Die Hauptthese, mit deren Hilfe sie den Leser durch ihr Material zu lotsen versucht, klingt wie eine literaturhistorische Variante zum Klischee vom „deutschen Sonderweg“: Weil sich der auf Tragik gepolte deutsche Volkscharakter ohnehin nie mit den Mängeln und Unvollkommenheiten des Lebens abgefunden habe, sei er von jeher anfällig gewesen für den Zauber von Utopien, die versprachen, das Vollkommene sei machbar. Daher, so heißt es in der luziden, aber ganz auf „Umerziehung“ gestimmten Einführung des Herausgebers der nicht von ungefähr 1947 erschienenen deutschen Übersetzung, erkläre sich auch die starke Anziehungskraft, die totalitäre Versuchungen des 20. Jahrhunderts, marxistischer „Zukunftsstaat“ wie „Tausendjähriges Reich“, auf das Volk in der Mitte Europas ausübten. Vorbereitet worden sei dies von ihren Dichtern und Denkern seit 1750. Im antiken Griechenland hätten Winckelmann und seine Nachfolger ein Reich der „edlen Einfalt und stillen Größe“ imaginiert, aus dem sie alle Widrigkeiten der Realität des Daseins verbannten. Hier glaubten sie, sämtliche Bestandteile einer Welt idealer Vollkommenheit vorzufinden, derer ihre Phantasie bedurfte, um aus der zunehmend unerträglicheren „Entzweiung“ der modernen Zivilisation zu entkommen.

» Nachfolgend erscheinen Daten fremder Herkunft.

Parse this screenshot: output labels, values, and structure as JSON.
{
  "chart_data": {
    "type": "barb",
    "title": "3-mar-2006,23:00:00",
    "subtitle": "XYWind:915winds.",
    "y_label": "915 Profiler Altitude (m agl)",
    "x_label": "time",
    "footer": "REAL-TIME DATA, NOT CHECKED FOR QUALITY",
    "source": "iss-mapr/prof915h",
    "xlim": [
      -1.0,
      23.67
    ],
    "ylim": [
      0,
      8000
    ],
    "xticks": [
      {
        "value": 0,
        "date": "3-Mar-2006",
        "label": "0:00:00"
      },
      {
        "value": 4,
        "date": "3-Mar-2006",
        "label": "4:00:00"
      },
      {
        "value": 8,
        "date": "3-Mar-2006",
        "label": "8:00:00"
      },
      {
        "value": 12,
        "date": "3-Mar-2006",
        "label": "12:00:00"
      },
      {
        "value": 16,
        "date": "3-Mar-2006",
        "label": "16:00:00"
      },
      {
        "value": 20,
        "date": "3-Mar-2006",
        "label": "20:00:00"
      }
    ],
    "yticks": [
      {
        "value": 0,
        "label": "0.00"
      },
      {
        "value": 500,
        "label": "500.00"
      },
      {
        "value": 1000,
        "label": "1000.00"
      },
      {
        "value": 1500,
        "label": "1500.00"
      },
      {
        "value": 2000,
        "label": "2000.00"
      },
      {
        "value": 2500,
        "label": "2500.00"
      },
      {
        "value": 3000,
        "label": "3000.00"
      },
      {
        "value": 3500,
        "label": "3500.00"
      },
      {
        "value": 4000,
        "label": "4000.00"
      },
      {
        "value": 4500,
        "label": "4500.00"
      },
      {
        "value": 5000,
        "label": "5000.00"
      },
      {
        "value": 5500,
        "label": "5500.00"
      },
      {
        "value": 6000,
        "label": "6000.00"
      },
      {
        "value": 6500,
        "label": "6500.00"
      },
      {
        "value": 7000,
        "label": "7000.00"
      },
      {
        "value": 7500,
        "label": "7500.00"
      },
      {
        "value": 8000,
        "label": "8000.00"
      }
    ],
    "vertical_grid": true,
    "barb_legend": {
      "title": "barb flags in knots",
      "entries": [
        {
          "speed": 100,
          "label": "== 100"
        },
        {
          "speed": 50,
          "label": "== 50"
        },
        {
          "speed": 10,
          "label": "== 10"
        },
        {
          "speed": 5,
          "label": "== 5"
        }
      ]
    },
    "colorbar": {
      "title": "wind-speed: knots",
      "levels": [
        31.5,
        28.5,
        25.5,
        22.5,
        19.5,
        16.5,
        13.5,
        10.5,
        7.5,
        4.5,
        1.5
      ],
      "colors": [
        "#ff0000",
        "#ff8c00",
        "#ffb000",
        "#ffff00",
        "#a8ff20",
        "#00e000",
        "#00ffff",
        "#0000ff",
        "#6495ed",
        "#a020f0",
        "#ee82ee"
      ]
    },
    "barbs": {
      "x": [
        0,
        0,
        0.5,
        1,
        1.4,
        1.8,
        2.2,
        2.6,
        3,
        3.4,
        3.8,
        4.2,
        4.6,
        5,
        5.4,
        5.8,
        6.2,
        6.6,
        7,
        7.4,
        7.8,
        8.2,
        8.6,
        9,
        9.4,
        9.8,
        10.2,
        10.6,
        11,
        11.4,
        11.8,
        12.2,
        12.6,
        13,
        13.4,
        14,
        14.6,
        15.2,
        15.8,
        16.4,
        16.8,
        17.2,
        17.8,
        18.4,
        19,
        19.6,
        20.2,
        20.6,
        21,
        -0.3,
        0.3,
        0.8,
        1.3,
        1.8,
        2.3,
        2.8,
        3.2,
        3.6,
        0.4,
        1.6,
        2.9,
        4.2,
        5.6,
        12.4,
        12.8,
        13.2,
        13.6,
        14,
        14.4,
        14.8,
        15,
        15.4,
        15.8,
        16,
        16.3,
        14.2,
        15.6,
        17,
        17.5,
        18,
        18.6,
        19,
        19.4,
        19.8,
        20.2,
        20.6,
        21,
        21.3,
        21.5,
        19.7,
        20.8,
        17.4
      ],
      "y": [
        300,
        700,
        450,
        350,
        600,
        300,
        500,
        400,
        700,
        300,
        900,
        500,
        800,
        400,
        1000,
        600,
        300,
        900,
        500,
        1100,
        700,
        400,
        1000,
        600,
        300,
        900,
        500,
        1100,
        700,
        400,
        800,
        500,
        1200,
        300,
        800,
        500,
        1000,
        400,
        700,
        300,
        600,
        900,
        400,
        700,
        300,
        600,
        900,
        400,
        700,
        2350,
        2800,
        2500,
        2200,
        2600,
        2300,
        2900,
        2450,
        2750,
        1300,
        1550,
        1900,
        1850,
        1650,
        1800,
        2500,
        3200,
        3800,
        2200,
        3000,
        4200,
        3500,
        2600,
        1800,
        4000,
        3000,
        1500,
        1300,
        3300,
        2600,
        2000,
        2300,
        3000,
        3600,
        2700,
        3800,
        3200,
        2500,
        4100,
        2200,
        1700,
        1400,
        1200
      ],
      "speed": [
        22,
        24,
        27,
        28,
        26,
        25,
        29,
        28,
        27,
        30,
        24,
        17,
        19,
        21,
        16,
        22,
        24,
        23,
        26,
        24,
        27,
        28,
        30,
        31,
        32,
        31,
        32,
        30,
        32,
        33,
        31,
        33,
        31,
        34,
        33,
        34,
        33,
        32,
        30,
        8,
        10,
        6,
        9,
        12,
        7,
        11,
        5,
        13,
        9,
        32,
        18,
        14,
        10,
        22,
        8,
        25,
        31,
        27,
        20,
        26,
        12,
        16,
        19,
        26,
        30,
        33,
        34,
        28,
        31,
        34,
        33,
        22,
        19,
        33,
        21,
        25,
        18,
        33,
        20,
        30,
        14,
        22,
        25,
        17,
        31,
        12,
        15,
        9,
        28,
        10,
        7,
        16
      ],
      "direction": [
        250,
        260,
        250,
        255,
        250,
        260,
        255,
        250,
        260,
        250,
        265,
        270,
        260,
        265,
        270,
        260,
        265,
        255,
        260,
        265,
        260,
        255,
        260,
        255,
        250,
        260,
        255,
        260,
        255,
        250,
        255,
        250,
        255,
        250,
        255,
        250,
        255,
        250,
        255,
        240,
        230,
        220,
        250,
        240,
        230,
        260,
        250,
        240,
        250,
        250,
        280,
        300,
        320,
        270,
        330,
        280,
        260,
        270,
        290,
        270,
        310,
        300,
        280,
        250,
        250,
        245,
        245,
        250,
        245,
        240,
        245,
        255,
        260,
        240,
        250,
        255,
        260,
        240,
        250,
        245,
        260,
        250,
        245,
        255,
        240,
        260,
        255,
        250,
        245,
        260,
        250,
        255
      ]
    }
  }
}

Kürzlich hat die Berliner Kulturwissenschaftlerin Claudia Schmölders das hierzulande selbst in Fachkreisen kaum rezipierte Werk Butlers wiederentdeckt (Zeitschrift für Ideengeschichte, 1/2015). Aber nicht, um die Fragwürdigkeit ihrer in der angelsächsischen „Hunnen“-Propaganda des Ersten Weltkrieges wurzelnden Schablonisierung des deutschen „Wesens“ einer ideologiekritischen Korrektur zu unterziehen. Obwohl dies leicht gewesen wäre, hätte Schmölders Walther Rehms „Griechentum und Goethezeit“ zu Rate gezogen, das 1936 Butlers Darstellung auf dem Fuße folgte und das die Geschichte der deutschen Gräkomanie nicht politisch instrumentalisiert. Allein Rehms Hinweis auf die ethisch-ästhetische Höherschätzung der Moderne bei Schiller und Humboldt genügte, um Elsie Butlers Mär vom Weimarer Glauben an den Vorrang antiker Vollkommenheit zu relativieren. 

Stattdessen ist Schmölders bemüht, deren „Sonderweg“-Irrtum mit Lesefrüchten aus den Werken veritabler Philhellenen wie Gerhart Hauptmann und Sigmund Freud zu aktualisieren. Bis die 1944 geborene Tochter des berühmten Nationalökonomen Günter Schmölders, sich offenkundig als „Tätertochter“ fühlende, enthemmt assoziierende Autorin bei den „deutschen Offizieren mit humanistischer Bildung“ anlangt, die 1941 in Griechenland einmarschierten und dort „unter dem Bann hellenistischer Selbstverkennung“ ihre „Exzesse“ verübten. Ideengeschichte leicht gemacht!